3. Kendala dari Sekolah
a) Sikap
Guru
Dalam suatu studi, tingkat
motivasi intrinsik siswa renda, jika guru terlalu banyak mengontrol, dan lebih
tinggi jika guru memberikan lebih banyak otonomi.
Beberapa studi menunjukkan Pygmalion
Effect, yaitu bahwa tanpa disadari seseorang berperilaku sebagaimana ia
percaya orang lain mengharapkan ia berperilaku. Guru-guru sekolah dasar
diberitahu bahwa anak-anak tertentu di dalam kelas akan menunjukkan “kemajuan
yang luar biasa” dalam kinerja intelektual selama tahun pelajaran. Dalam
kenyataan, nama siswa-siswa tersebut dipilih secara acak oleh peneliti. Yang
mengejutkan ialah bahwa pada akhir tahun siswa-siswi tersebut betul-betul
memperlihatkan kemajuan intelektual. Kemudian, peneliti menemukan bahwa
kemajuan juga terjadi jika guru mengharapkan siswa meningkat dalam kreativitas.

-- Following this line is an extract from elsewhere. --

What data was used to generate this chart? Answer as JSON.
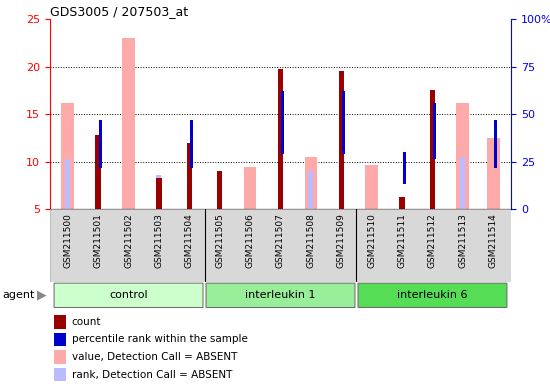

Menurut Chaplin, harapan guru
secara sadar atau tidak sadar dikomunikasikan kepada siswa, dan konsep diri
serta harapan diri siswa dibentuk oleh umpan balik dari guru. Pygmalion
Effect ini juga disebut self-fulfilling prophesy, yaitu penemuan
bahwa tanpa disadari orang berperilaku sebagaimana mereka percaya orang lain
mengharapkan mereka berperilaku (Munandar, 2004: 228).
b) Belajar
dengan Hafalan Mekanis
Pada dasawarsa 1960-an pendukung
gerakan “kelas terbuka” (open classroom) menekankan bahwa
metodependidikan tradisional, termasuk menghafal secara mekanis menghambat
kreativitas. Bahkan ada yang berpendapat bahwa terlalu banyak pengetahuan
merusak kreativitas. Namun, sekarang pendukung dari gerakan “back to basics”
menyatakan bahwa pendidikan tidak ada gunanya jika tidak berdasarkan
pembelajaran bahan pengetahuan dasar.
Agaknya kedua pandangan tersebut
mempunyai segi benarnya. Tidak mungkin bahwa seseorang mempunyai terlalu banyak
pengetahuan untuk dapat menjadi kreatif. Peningkatan dalam bidang pengetahuan
tertentu akan meningkatkan kesempatan untuk menemukan kombinasi gagasan baru.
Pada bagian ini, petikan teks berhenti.